As the documentary unfolds, transwomen rappers, Bella Bags, Ms. Boogie, Trannilish, take center stage. Transwoman stylist Kimberly Jones keeps it real and explicit—even living In New York City is dangerous. One harrowing sequence shows statuesque dancer Nekia Zulu navigating the street and shows how people are staring her down, but not in a good way. She explains how she survives: “taking fear and translating it into confidence,” i.e. “weaponized femininity.”
When it all comes together and the live performance is recorded, it makes “The Fifth Element” (1997) seem dull and drab in comparison. Anything that seemed strange in prototype is compelling, memorable and gorgeous once realized. If “Black Panther” (2018) tickled your fancy, and you don’t have a homo- or transphobic bone in your body, this masterpiece will retroactively make that film seem comparatively sedate and regressive. It really is some next level stuff. While everyone is thinking in the language of dystopia, Newsome and his collaborators are living their best lives zooming ahead of the universe of “Star Trek.”
“Assembly” does not take itself too seriously. Anytime Newsome meets with the people who work at the Park Avenue Armory, it is obvious that they are in over their heads but do not want to admit that they have no idea what he is talking about. Rebecca Robertson, President and Executive producer, is a good sport, but her physicality betrays the discomfort that her enthusiastic voice disguises. She says, “I’m just in love with this project” as she holds her head with one hand and musses her hair. In an earlier scene, she cheers him on while politely trying to get him to stop a cleansing ritual. My kingdom for a reaction shot when she discovers all the ingredients to that ritual! While it would have been a distraction, there are frequent references to the history of the Park Avenue Armory and montages of the paintings and archival photographs. It would have been nice if there was a fact check to determine if the artists’ instincts about the building’s possible tarnished history was correct.

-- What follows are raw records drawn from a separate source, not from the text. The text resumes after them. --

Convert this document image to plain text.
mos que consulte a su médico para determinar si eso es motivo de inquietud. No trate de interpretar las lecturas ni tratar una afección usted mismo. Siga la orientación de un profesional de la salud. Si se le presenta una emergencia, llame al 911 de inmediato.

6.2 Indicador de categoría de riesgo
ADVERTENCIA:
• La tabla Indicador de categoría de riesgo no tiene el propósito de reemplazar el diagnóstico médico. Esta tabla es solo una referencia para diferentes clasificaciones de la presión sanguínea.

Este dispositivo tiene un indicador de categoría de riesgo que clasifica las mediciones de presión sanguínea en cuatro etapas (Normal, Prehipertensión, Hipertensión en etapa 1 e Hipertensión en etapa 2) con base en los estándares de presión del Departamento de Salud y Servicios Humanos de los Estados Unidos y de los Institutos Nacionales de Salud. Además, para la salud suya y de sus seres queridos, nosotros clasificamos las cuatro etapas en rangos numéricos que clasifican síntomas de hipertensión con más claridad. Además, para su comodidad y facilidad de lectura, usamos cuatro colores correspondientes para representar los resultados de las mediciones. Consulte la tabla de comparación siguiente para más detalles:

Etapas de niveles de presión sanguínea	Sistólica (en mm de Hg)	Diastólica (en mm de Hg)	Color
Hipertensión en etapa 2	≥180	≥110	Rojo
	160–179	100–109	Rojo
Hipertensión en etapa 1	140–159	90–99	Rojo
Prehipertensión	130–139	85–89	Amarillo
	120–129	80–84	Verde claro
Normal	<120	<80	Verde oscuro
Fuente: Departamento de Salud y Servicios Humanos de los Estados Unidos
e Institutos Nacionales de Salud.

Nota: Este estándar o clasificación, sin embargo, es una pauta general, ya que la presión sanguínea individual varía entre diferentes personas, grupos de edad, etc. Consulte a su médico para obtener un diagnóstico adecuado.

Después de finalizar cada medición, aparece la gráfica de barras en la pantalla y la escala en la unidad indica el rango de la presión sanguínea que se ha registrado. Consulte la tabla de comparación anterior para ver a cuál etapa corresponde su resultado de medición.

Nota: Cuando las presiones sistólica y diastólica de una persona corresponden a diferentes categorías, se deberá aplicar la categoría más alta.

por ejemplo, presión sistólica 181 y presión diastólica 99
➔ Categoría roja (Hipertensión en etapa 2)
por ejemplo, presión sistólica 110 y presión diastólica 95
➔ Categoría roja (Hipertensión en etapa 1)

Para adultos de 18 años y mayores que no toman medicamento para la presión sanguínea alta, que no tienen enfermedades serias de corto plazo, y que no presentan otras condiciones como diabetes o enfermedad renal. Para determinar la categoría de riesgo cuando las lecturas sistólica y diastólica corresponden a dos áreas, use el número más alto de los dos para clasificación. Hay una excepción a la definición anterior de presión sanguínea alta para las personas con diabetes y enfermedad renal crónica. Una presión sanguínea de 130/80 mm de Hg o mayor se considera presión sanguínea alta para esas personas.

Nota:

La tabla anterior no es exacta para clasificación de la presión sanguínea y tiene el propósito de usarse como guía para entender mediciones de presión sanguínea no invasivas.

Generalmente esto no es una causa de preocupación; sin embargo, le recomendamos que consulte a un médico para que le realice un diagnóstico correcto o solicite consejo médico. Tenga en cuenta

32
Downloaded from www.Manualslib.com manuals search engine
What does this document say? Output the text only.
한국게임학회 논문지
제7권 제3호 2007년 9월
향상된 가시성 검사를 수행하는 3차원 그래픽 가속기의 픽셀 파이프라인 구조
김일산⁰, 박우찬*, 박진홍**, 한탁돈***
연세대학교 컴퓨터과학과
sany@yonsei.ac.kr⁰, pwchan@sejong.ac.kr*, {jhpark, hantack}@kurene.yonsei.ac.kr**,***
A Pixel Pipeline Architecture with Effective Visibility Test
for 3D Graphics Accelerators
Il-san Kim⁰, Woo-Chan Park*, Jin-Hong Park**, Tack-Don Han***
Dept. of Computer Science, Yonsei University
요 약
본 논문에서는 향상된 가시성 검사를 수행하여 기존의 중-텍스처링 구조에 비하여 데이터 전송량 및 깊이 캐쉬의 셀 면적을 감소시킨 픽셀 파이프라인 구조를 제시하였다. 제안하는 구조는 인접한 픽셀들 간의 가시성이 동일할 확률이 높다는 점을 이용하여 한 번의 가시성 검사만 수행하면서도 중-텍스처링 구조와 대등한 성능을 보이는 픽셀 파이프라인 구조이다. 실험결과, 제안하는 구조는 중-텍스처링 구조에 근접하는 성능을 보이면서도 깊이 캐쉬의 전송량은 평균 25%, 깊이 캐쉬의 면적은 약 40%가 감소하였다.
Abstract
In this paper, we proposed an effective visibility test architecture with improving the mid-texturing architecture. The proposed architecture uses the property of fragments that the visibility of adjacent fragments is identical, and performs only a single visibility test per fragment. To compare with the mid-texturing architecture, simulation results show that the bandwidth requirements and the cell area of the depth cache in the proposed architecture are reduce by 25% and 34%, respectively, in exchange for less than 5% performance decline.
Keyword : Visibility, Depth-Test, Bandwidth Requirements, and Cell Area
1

“Assembly” is a challenging and rewarding participatory documentary where Newsome tries to elevate everyone in proximity to him as a call to liberation and adventure. Especially now during a chaotic time when everything that the documentary stands for is under attack, it feels like a perfect, defiant statement of resilient existence more solid and authentic that their enemies. “We’re still here.” This utopian documentary is needed more than ever.